– Твою мать, никакой конвергенции[3]! – кричит она из гостиной. Электричество снова вырубилось; она топает по коридору ко мне, буйный силуэт, озаренный отраженным светом далеких пожаров. – Вырожденный гессиан[4], – говорит, – Я пять часов – пять часов! – корпела над картами хиазм[5] и даже статданных не получила, а тут еще и это поганое электричество отрубилось!
Она сует распечатку мне в руки. В темноте та кажется размытой тенью.
– А где твой фонарь? – спрашиваю я.
– Батарейки сдохли. Как же типично, сука! Погоди-ка секундочку.
Я следую за ней в гостиную. Она садится на колени около шкафа в углу, роется внутри; какие-то мелкие предметы сыплются на пол, Дженет тихо вскрикивает от отвращения.
Неловко поднимает поврежденную руку, замирает. Потом всхлипывает.
Я подхожу к ней.
– Я…
Дженет протягивает вторую руку за спину, ладонью вперед, не давая мне приблизиться.
– Со мной все в порядке.
Она так и не поворачивается ко мне лицом.
Я жду, когда она пошевелится.
Спустя мгновение Дженет медленно поднимается. В ее ладони вспыхивает огонек. Она ставит свечу на кофейный столик. Свет слабый, но читать можно.
– Смотри, – говорит Дженет и тянется за распечаткой.
Но я уже все увидел.
– Ты смешала два вариабельных[6] участка.
Она замирает:
– Что?
– Твой эффект взаимодействия. Это всего лишь линейное преобразование потенциала действия и кальция.

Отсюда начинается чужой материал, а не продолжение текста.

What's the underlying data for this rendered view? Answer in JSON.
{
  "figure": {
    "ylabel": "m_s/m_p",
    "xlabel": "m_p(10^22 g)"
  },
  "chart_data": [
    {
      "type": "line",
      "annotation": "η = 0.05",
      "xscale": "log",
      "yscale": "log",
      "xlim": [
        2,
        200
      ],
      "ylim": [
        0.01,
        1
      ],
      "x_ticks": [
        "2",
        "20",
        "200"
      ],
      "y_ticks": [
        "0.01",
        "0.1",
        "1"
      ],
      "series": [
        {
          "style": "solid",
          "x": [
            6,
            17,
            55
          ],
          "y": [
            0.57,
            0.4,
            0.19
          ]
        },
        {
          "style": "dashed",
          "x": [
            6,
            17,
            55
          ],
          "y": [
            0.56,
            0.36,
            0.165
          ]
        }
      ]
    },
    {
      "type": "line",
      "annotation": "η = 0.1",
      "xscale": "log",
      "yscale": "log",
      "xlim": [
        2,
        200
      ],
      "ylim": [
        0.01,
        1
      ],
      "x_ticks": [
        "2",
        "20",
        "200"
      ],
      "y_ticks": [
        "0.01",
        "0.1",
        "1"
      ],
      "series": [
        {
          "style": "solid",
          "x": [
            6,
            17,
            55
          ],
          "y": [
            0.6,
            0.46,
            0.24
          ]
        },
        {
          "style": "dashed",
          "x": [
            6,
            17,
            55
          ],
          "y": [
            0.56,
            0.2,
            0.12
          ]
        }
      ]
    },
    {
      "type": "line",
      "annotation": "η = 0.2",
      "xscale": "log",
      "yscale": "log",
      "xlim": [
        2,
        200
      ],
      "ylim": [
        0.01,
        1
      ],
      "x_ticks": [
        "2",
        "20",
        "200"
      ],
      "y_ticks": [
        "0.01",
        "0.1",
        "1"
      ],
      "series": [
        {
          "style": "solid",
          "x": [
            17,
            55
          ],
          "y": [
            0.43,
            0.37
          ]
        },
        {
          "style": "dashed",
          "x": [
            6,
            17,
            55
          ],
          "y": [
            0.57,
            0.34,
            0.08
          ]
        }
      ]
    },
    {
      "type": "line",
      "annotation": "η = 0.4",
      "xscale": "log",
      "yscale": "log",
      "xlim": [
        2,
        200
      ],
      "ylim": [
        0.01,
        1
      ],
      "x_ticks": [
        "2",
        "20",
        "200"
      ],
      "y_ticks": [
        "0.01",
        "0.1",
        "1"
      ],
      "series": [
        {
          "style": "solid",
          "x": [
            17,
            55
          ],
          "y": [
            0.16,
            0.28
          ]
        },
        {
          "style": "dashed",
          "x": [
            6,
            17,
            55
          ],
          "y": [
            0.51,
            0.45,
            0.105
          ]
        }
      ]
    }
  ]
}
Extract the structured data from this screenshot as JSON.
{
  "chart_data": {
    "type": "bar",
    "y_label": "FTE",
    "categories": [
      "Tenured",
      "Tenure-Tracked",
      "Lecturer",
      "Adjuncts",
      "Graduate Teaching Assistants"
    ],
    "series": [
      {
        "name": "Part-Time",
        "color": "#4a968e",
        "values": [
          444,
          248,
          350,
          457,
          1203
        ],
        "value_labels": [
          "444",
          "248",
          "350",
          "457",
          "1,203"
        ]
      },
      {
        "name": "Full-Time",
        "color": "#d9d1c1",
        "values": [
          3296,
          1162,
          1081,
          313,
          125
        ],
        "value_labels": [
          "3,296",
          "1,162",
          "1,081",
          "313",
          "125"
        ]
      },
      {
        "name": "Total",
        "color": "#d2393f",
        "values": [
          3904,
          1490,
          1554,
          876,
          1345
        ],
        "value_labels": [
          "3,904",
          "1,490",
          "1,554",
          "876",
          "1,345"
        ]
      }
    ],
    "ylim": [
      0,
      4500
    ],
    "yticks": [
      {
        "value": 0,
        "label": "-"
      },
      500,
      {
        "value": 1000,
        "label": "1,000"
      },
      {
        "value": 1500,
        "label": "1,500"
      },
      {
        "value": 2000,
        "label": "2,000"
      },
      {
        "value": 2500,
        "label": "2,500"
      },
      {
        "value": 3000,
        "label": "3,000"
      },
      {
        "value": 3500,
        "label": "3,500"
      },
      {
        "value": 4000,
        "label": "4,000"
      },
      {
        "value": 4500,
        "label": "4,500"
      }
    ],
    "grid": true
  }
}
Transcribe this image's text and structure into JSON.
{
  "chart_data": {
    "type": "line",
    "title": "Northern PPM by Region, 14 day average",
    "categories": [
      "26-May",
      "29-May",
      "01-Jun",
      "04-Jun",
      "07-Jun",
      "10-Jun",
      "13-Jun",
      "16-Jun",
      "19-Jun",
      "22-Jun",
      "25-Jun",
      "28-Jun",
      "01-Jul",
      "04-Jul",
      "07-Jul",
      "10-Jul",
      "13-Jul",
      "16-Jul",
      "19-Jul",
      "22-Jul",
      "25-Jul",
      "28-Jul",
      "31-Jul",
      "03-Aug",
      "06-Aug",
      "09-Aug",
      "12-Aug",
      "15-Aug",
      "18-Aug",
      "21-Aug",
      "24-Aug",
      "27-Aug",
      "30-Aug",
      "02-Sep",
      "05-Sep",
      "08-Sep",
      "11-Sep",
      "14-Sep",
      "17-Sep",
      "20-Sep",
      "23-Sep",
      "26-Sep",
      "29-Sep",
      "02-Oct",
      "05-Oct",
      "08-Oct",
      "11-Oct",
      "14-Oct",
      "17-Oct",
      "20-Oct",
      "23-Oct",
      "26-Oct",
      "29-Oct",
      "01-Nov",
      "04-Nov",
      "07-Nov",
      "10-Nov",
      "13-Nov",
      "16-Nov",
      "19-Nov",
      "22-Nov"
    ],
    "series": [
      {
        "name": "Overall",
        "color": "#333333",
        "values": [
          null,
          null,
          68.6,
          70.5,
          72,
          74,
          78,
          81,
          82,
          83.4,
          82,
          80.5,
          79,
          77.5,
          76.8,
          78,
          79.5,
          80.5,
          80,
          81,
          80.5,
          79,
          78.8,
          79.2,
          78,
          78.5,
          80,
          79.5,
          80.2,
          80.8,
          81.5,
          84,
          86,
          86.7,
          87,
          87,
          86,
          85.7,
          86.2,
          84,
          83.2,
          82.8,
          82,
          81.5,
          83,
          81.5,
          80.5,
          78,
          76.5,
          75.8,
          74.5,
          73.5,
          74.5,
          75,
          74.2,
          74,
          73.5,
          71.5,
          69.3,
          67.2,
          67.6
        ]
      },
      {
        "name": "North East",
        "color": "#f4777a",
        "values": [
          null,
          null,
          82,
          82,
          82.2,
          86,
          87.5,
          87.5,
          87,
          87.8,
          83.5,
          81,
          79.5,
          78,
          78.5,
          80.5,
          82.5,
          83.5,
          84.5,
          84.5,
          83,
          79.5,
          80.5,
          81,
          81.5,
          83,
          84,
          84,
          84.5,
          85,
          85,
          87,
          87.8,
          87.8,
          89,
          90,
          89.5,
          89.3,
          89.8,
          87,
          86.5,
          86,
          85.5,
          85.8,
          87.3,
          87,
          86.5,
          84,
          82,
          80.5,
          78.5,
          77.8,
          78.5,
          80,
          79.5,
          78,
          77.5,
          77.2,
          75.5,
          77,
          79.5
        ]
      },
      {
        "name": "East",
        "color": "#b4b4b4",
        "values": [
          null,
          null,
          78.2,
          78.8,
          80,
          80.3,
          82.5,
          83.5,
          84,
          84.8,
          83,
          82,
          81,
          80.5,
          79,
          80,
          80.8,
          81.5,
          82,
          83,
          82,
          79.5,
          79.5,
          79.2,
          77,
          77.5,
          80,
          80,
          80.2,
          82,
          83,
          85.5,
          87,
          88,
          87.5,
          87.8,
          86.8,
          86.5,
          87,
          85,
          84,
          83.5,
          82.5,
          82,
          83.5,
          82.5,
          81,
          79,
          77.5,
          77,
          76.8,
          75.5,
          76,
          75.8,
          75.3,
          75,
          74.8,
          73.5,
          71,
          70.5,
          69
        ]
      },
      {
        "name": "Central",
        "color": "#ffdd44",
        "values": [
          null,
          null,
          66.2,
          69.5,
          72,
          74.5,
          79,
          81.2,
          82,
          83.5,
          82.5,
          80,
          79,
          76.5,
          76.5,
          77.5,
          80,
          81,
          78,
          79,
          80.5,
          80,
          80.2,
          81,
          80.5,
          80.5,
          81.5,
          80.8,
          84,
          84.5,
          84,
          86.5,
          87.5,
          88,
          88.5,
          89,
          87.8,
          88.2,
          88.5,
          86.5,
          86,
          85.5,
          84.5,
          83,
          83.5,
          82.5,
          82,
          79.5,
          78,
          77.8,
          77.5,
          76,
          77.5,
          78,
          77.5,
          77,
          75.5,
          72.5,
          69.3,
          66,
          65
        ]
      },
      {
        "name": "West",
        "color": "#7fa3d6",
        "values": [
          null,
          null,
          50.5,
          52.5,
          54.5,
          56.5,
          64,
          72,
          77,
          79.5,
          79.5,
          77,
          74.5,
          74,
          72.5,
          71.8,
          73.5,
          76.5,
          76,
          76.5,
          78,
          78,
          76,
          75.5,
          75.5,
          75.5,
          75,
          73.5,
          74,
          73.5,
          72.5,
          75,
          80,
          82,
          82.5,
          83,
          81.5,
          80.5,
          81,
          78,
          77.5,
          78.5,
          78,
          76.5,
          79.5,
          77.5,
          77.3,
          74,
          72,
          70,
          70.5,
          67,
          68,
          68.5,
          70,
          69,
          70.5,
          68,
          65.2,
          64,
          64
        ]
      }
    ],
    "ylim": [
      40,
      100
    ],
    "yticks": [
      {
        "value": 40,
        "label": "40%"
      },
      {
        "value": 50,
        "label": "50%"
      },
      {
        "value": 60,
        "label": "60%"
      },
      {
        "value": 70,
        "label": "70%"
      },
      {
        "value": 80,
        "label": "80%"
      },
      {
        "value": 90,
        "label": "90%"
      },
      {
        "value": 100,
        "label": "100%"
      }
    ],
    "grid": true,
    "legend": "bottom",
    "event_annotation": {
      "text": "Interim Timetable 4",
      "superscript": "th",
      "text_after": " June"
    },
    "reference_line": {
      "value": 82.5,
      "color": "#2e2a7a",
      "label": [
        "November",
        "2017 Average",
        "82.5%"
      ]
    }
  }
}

Она берет бумагу, изучает ее с мгновение.
– Вот же сука! Всего-то. – Скалится на цифры, словно те изменились, пока я их изучал. – Ну какая же тупая ошибка!
Потом повисает неуютная тишина. Дженет сминает распечатку в кулаке и бросает ее на пол.
– Просто кретиническая!
Отворачивается от меня и в ярости смотрит в окно.
Я стою там, как идиот, и думаю, что же мне делать.
А потом квартира неожиданно оживает. Гостиная освещается, ее воскрешает какой-то далекий и проштрафившийся генератор, лампочки мерцают, а потом загораются стабильно. Телевизор в углу цедит зернистое сияние и слабый, еле различимый шум. Я поворачиваюсь к нему, радуясь хоть какому-то непривычному звуку.
На экране женщина возраста Дженет, но какая-то пустая, у нее контуженый вид, такой сейчас часто встречается. Я замечаю металл вокруг ее запястий, прежде чем в кадре появляется изуродованный тщедушный трупик младенца с излишним количеством пальцев. Третий глаз без века угнездился в отверстии над переносицей, словно матово-черный шарик в пластилине.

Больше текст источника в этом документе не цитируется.